Anchorage control has continuously been an area of concern in orthodontic clinical practice. A noncompliant anchorage control measure is always preferable over headgear. Although TADs have shown significant anchorage control in the literature, their risk of failure and complications, including loosening or fracture of the TADs, pain, and soft tissue inflammation, remain a concern for some clinicians.2 Segmented arch mechanics have not received wide acceptance in orthodontic clinical practice, possibly because of their complexity and challenges facing the clinician in maintaining a continuous and reproducible force system. The use of TPA for anchorage control has been reported in the literature with the use of continuous arch mechanics.

However, comparing anchorage control using TPA between continuous and segmented arch mechanics has not been reported. The minimum anchorage loss when using the segmented arch mechanics in our study agrees with previous reports that showed anchorage control using the beta bend in the retraction T-loop while using TPA mainly to prevent the rotation of upper molars.3,18 The enhanced control of the force system applied to the active units (teeth being moved) and the reactive units (anchorage teeth) and avoidance of the frictional element associated with the sliding mechanics can explain the minimum anchorage loss when using segmented arch mechanics.11 Nonetheless, despite the maximum anchorage control shown in our study when retracting the upper canines with the segmented arch technique, other reports have shown greater anchorage conservation when an en masse vs two-step retraction approach has been used for maximum anchorage treatment.28

There has been some perception in the literature about the efficiency of using TPA for anchorage control when using continuous arch mechanics. However, based on our results, which agree with a previous report,17 it can be suggested that TPA alone does not minimize anchorage loss when used with continuous arch mechanics. The perception is possibly due to the fact that different and unequal moments can be applied with TPA, as in cases of unilateral arch expansion.11,13 A buccally applied root torque to the upper molars was believed to produce a cortical anchorage by driving the roots of the upper molars into the rigid buccal plate of bone.17,23 The increased FMA after canine retraction in the continuous arch group confirms anchorage loss. When the upper molars move forward, there is always tendency for them to tip mesially, which leads to extrusion of their distal part and consequently backward rotation of the mandible—hence, increased FMA.

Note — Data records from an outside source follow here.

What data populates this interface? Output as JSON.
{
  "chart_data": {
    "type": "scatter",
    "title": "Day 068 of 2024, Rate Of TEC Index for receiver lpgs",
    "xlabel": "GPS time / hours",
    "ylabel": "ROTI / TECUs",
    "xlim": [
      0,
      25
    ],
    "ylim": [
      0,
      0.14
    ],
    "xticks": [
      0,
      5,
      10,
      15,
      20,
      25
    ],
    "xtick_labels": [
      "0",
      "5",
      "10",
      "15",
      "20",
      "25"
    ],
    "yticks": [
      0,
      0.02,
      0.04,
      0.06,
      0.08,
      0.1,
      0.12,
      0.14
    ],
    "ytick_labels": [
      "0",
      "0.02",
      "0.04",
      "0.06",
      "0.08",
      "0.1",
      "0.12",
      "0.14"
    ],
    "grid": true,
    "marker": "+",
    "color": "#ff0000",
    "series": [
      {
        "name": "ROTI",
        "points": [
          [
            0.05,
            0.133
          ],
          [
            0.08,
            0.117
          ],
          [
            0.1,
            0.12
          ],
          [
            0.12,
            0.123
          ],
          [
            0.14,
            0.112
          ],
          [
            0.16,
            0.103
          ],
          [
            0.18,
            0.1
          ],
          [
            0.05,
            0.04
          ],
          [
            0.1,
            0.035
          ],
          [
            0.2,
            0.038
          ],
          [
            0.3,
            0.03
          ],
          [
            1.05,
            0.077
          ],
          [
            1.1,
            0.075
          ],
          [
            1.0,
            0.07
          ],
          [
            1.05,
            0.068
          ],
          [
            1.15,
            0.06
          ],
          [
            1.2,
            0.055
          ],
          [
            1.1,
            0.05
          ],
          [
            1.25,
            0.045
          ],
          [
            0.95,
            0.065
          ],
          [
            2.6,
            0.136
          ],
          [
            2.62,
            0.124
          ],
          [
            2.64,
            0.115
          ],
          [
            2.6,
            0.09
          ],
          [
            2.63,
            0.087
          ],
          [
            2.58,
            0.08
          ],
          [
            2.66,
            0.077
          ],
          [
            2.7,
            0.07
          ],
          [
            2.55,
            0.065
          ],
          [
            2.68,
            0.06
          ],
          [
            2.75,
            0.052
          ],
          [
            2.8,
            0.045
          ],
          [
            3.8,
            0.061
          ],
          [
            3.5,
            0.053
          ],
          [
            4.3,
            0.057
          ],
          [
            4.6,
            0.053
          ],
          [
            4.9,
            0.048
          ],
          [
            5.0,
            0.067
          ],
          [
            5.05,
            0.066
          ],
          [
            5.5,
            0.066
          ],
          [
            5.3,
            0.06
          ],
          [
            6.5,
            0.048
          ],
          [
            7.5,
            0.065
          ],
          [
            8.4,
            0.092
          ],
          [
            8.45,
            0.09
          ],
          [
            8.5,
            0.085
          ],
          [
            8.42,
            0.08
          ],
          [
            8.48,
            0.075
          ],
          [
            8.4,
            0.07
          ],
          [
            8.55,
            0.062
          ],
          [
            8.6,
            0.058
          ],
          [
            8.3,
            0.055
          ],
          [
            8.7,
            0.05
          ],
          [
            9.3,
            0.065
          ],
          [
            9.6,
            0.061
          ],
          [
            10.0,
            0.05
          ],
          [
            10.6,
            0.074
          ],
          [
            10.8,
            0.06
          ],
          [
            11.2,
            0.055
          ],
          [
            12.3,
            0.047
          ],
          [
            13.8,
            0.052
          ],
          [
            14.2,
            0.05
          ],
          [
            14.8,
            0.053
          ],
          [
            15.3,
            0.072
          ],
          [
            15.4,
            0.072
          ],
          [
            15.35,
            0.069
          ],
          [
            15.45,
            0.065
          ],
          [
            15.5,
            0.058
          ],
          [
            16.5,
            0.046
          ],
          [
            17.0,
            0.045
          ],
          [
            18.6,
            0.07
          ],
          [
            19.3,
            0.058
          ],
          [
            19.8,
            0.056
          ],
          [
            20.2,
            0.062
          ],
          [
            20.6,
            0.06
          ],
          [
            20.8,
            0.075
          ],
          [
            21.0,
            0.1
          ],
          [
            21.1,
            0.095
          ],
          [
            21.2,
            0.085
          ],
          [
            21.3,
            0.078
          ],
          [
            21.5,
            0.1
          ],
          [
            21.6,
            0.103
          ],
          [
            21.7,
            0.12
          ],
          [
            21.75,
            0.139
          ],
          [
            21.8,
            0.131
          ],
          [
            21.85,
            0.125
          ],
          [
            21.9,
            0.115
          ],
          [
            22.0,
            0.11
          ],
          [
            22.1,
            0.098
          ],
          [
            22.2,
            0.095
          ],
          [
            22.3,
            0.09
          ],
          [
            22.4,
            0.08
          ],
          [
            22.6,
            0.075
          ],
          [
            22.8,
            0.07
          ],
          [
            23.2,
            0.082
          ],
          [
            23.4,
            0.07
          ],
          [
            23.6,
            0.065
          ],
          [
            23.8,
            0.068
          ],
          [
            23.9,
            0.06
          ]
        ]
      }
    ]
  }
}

This study is a retrospective study with a small number of cases. Every effort was made to minimize adjustments and to follow the treatment protocol strictly, at least during the canine retraction stage, which is the area of concern of this study. More prospective controlled clinical trials may be needed to confirm these results with a larger sample size and wide distribution of cases with respect to their facial forms and anchorage requirements.

CONCLUSION

  • The use of a TPA when combined with segmented arch mechanics results in more anchorage control than when used with continuous arch sliding mechanics during upper canine retraction.